Even though it may seems unrigorous to have these implicit conversions, it can be useful in C (unlike C++ which have namespaces) to take advantage of the namespace defined by a struct identifier to encapsulate variables.
尽管进行这些隐式转换似乎不严谨,但在 C 中(与具有命名空间的 C++ 不同)利用结构标识符定义的命名空间来封装变量是很有用的。

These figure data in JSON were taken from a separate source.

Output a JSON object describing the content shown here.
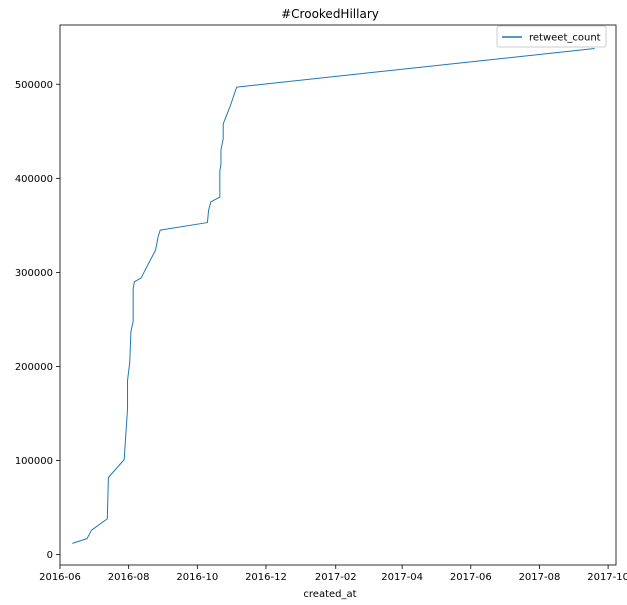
{
  "chart_data": {
    "type": "line",
    "title": "#CrookedHillary",
    "xlabel": "created_at",
    "ylabel": "",
    "x_type": "date",
    "xlim": [
      "2016-06-01",
      "2017-10-08"
    ],
    "ylim": [
      -11000,
      563000
    ],
    "x_ticks": [
      "2016-06",
      "2016-08",
      "2016-10",
      "2016-12",
      "2017-02",
      "2017-04",
      "2017-06",
      "2017-08",
      "2017-10"
    ],
    "y_ticks": [
      0,
      100000,
      200000,
      300000,
      400000,
      500000
    ],
    "y_tick_labels": [
      "0",
      "100000",
      "200000",
      "300000",
      "400000",
      "500000"
    ],
    "grid": false,
    "legend": {
      "position": "top-right",
      "entries": [
        "retweet_count"
      ]
    },
    "series": [
      {
        "name": "retweet_count",
        "color": "#1f77b4",
        "points": [
          [
            "2016-06-12",
            12000
          ],
          [
            "2016-06-25",
            17000
          ],
          [
            "2016-06-29",
            26000
          ],
          [
            "2016-07-13",
            38000
          ],
          [
            "2016-07-14",
            82000
          ],
          [
            "2016-07-28",
            101000
          ],
          [
            "2016-07-31",
            155000
          ],
          [
            "2016-07-31",
            185000
          ],
          [
            "2016-08-02",
            205000
          ],
          [
            "2016-08-03",
            237000
          ],
          [
            "2016-08-05",
            248000
          ],
          [
            "2016-08-05",
            282000
          ],
          [
            "2016-08-06",
            290000
          ],
          [
            "2016-08-12",
            294000
          ],
          [
            "2016-08-25",
            324000
          ],
          [
            "2016-08-27",
            337000
          ],
          [
            "2016-08-29",
            345000
          ],
          [
            "2016-10-10",
            353000
          ],
          [
            "2016-10-11",
            366000
          ],
          [
            "2016-10-13",
            375000
          ],
          [
            "2016-10-21",
            380000
          ],
          [
            "2016-10-21",
            408000
          ],
          [
            "2016-10-22",
            415000
          ],
          [
            "2016-10-22",
            430000
          ],
          [
            "2016-10-24",
            442000
          ],
          [
            "2016-10-24",
            458000
          ],
          [
            "2016-10-30",
            476000
          ],
          [
            "2016-11-05",
            497000
          ],
          [
            "2017-09-19",
            538000
          ]
        ]
      }
    ]
  }
}
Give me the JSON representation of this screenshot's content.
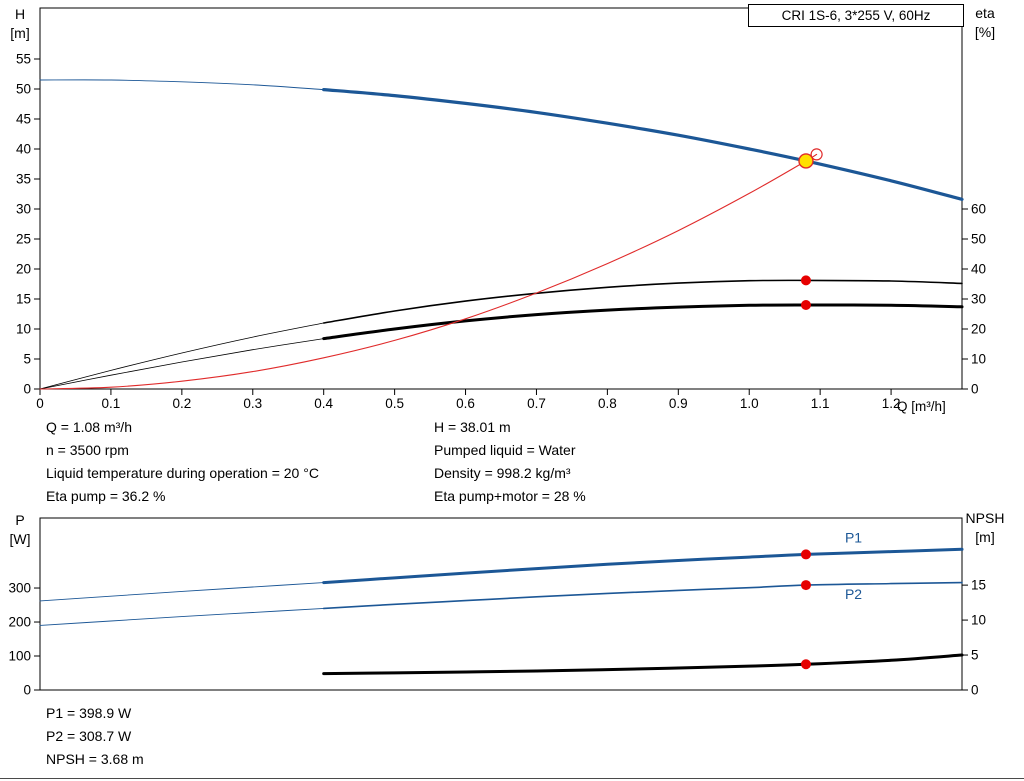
{
  "annotations": {
    "left": [
      "Q = 1.08 m³/h",
      "n = 3500 rpm",
      "Liquid temperature during operation = 20 °C",
      "Eta pump = 36.2 %"
    ],
    "right": [
      "H = 38.01 m",
      "Pumped liquid = Water",
      "Density = 998.2 kg/m³",
      "Eta pump+motor = 28 %"
    ],
    "bottom": [
      "P1 = 398.9 W",
      "P2 = 308.7 W",
      "NPSH = 3.68 m"
    ]
  },
  "colors": {
    "curve_blue": "#1c5796",
    "curve_red": "#e02b2b",
    "dot_red": "#e60000",
    "duty_yellow": "#ffe000",
    "curve_black": "#000000"
  },
  "chart_data": [
    {
      "type": "line",
      "title": "CRI 1S-6, 3*255 V, 60Hz",
      "xlabel": "Q [m³/h]",
      "ylabel_left": [
        "H",
        "[m]"
      ],
      "ylabel_right": [
        "eta",
        "[%]"
      ],
      "xlim": [
        0,
        1.3
      ],
      "ylim_left": [
        0,
        63.5
      ],
      "ylim_right": [
        0,
        127
      ],
      "grid": false,
      "x_ticks": [
        [
          0,
          "0"
        ],
        [
          0.1,
          "0.1"
        ],
        [
          0.2,
          "0.2"
        ],
        [
          0.3,
          "0.3"
        ],
        [
          0.4,
          "0.4"
        ],
        [
          0.5,
          "0.5"
        ],
        [
          0.6,
          "0.6"
        ],
        [
          0.7,
          "0.7"
        ],
        [
          0.8,
          "0.8"
        ],
        [
          0.9,
          "0.9"
        ],
        [
          1.0,
          "1.0"
        ],
        [
          1.1,
          "1.1"
        ],
        [
          1.2,
          "1.2"
        ]
      ],
      "y_ticks_left": [
        [
          0,
          "0"
        ],
        [
          5,
          "5"
        ],
        [
          10,
          "10"
        ],
        [
          15,
          "15"
        ],
        [
          20,
          "20"
        ],
        [
          25,
          "25"
        ],
        [
          30,
          "30"
        ],
        [
          35,
          "35"
        ],
        [
          40,
          "40"
        ],
        [
          45,
          "45"
        ],
        [
          50,
          "50"
        ],
        [
          55,
          "55"
        ]
      ],
      "y_ticks_right": [
        [
          0,
          "0"
        ],
        [
          10,
          "10"
        ],
        [
          20,
          "20"
        ],
        [
          30,
          "30"
        ],
        [
          40,
          "40"
        ],
        [
          50,
          "50"
        ],
        [
          60,
          "60"
        ]
      ],
      "series": [
        {
          "name": "H curve",
          "axis": "left",
          "color": "#1c5796",
          "width": 3.2,
          "thin_width": 0.9,
          "thin_until": 0.4,
          "points": [
            [
              0,
              51.5
            ],
            [
              0.1,
              51.5
            ],
            [
              0.2,
              51.2
            ],
            [
              0.3,
              50.7
            ],
            [
              0.4,
              49.9
            ],
            [
              0.5,
              48.9
            ],
            [
              0.6,
              47.6
            ],
            [
              0.7,
              46.1
            ],
            [
              0.8,
              44.3
            ],
            [
              0.9,
              42.3
            ],
            [
              1.0,
              40.0
            ],
            [
              1.08,
              38.01
            ],
            [
              1.2,
              34.7
            ],
            [
              1.3,
              31.6
            ]
          ]
        },
        {
          "name": "eta pump",
          "axis": "right",
          "color": "#000000",
          "width": 1.6,
          "thin_width": 0.8,
          "thin_until": 0.4,
          "points": [
            [
              0,
              0
            ],
            [
              0.1,
              6.2
            ],
            [
              0.2,
              12.0
            ],
            [
              0.3,
              17.3
            ],
            [
              0.4,
              22.0
            ],
            [
              0.5,
              26.0
            ],
            [
              0.6,
              29.3
            ],
            [
              0.7,
              31.9
            ],
            [
              0.8,
              33.9
            ],
            [
              0.9,
              35.3
            ],
            [
              1.0,
              36.1
            ],
            [
              1.08,
              36.2
            ],
            [
              1.2,
              36.0
            ],
            [
              1.3,
              35.2
            ]
          ]
        },
        {
          "name": "eta pump motor",
          "axis": "right",
          "color": "#000000",
          "width": 3,
          "thin_width": 0.8,
          "thin_until": 0.4,
          "points": [
            [
              0,
              0
            ],
            [
              0.1,
              4.6
            ],
            [
              0.2,
              9.0
            ],
            [
              0.3,
              13.1
            ],
            [
              0.4,
              16.8
            ],
            [
              0.5,
              20.0
            ],
            [
              0.6,
              22.7
            ],
            [
              0.7,
              24.8
            ],
            [
              0.8,
              26.3
            ],
            [
              0.9,
              27.3
            ],
            [
              1.0,
              27.9
            ],
            [
              1.08,
              28.0
            ],
            [
              1.2,
              27.9
            ],
            [
              1.3,
              27.4
            ]
          ]
        },
        {
          "name": "system curve",
          "axis": "left",
          "color": "#e02b2b",
          "width": 1.1,
          "thin_width": 1.1,
          "thin_until": 0,
          "points": [
            [
              0,
              0
            ],
            [
              0.1,
              0.3
            ],
            [
              0.2,
              1.3
            ],
            [
              0.3,
              2.9
            ],
            [
              0.4,
              5.2
            ],
            [
              0.5,
              8.1
            ],
            [
              0.6,
              11.7
            ],
            [
              0.7,
              16.0
            ],
            [
              0.8,
              20.9
            ],
            [
              0.9,
              26.4
            ],
            [
              1.0,
              32.6
            ],
            [
              1.08,
              38.01
            ],
            [
              1.095,
              39.1
            ]
          ]
        }
      ],
      "markers": [
        {
          "name": "duty-point-marker",
          "x": 1.08,
          "value": 38.01,
          "axis": "left",
          "r": 7,
          "fill": "#ffe000",
          "stroke": "#e02b2b",
          "stroke_width": 1.4
        },
        {
          "name": "system-curve-end-marker",
          "x": 1.095,
          "value": 39.1,
          "axis": "left",
          "r": 5.5,
          "fill": "none",
          "stroke": "#e02b2b",
          "stroke_width": 1.2
        },
        {
          "name": "eta-pump-marker",
          "x": 1.08,
          "value": 36.2,
          "axis": "right",
          "r": 5,
          "fill": "#e60000",
          "stroke": "none",
          "stroke_width": 0
        },
        {
          "name": "eta-pump-motor-marker",
          "x": 1.08,
          "value": 28,
          "axis": "right",
          "r": 5,
          "fill": "#e60000",
          "stroke": "none",
          "stroke_width": 0
        }
      ]
    },
    {
      "type": "line",
      "title": "",
      "xlabel": "",
      "ylabel_left": [
        "P",
        "[W]"
      ],
      "ylabel_right": [
        "NPSH",
        "[m]"
      ],
      "xlim": [
        0,
        1.3
      ],
      "ylim_left": [
        0,
        506
      ],
      "ylim_right": [
        0,
        24.6
      ],
      "grid": false,
      "x_ticks": [],
      "y_ticks_left": [
        [
          0,
          "0"
        ],
        [
          100,
          "100"
        ],
        [
          200,
          "200"
        ],
        [
          300,
          "300"
        ]
      ],
      "y_ticks_right": [
        [
          0,
          "0"
        ],
        [
          5,
          "5"
        ],
        [
          10,
          "10"
        ],
        [
          15,
          "15"
        ]
      ],
      "series": [
        {
          "name": "P1 curve",
          "axis": "left",
          "color": "#1c5796",
          "width": 3,
          "thin_width": 0.9,
          "thin_until": 0.4,
          "points": [
            [
              0,
              262
            ],
            [
              0.1,
              276
            ],
            [
              0.2,
              290
            ],
            [
              0.3,
              303
            ],
            [
              0.4,
              316
            ],
            [
              0.5,
              330
            ],
            [
              0.6,
              344
            ],
            [
              0.7,
              357
            ],
            [
              0.8,
              370
            ],
            [
              0.9,
              381
            ],
            [
              1.0,
              391
            ],
            [
              1.08,
              398.9
            ],
            [
              1.2,
              407
            ],
            [
              1.3,
              414
            ]
          ]
        },
        {
          "name": "P2 curve",
          "axis": "left",
          "color": "#1c5796",
          "width": 1.6,
          "thin_width": 0.9,
          "thin_until": 0.4,
          "points": [
            [
              0,
              190
            ],
            [
              0.1,
              203
            ],
            [
              0.2,
              216
            ],
            [
              0.3,
              228
            ],
            [
              0.4,
              240
            ],
            [
              0.5,
              252
            ],
            [
              0.6,
              263
            ],
            [
              0.7,
              274
            ],
            [
              0.8,
              284
            ],
            [
              0.9,
              293
            ],
            [
              1.0,
              301
            ],
            [
              1.08,
              308.7
            ],
            [
              1.2,
              313
            ],
            [
              1.3,
              316
            ]
          ]
        },
        {
          "name": "NPSH curve",
          "axis": "right",
          "color": "#000000",
          "width": 3,
          "thin_width": 3,
          "thin_until": 0,
          "points": [
            [
              0.4,
              2.35
            ],
            [
              0.5,
              2.45
            ],
            [
              0.6,
              2.58
            ],
            [
              0.7,
              2.72
            ],
            [
              0.8,
              2.92
            ],
            [
              0.9,
              3.15
            ],
            [
              1.0,
              3.42
            ],
            [
              1.08,
              3.68
            ],
            [
              1.2,
              4.25
            ],
            [
              1.3,
              5.0
            ]
          ]
        }
      ],
      "series_labels": [
        {
          "text": "P1",
          "x": 1.135,
          "value": 448,
          "axis": "left",
          "color": "#1c5796"
        },
        {
          "text": "P2",
          "x": 1.135,
          "value": 283,
          "axis": "left",
          "color": "#1c5796"
        }
      ],
      "markers": [
        {
          "name": "p1-marker",
          "x": 1.08,
          "value": 398.9,
          "axis": "left",
          "r": 5,
          "fill": "#e60000",
          "stroke": "none",
          "stroke_width": 0
        },
        {
          "name": "p2-marker",
          "x": 1.08,
          "value": 308.7,
          "axis": "left",
          "r": 5,
          "fill": "#e60000",
          "stroke": "none",
          "stroke_width": 0
        },
        {
          "name": "npsh-marker",
          "x": 1.08,
          "value": 3.68,
          "axis": "right",
          "r": 5,
          "fill": "#e60000",
          "stroke": "none",
          "stroke_width": 0
        }
      ]
    }
  ]
}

Consider the following code:
考虑以下代码:
void create_person(void);
void update_person(void);
void delete_person(void);
struct Person {
void (*create)(void);
void (*update)(void);
void (*delete)(void);
};
static struct Person person = {
.create = &create_person,
.update = &update_person,
.delete = &delete_person,
};
int main(void)
{
person.create();
person.update();
person.delete();
return 0;
}
It is possible to hide the implementation of the library in other translation units and to choose to only expose the struct encapsulating the pointers to functions, to use them in place of the actualfunction designators.
可以在其他翻译单元中隐藏库的实现,并选择仅公开封装函数指针的结构,以使用它们代替实际的函数指示符。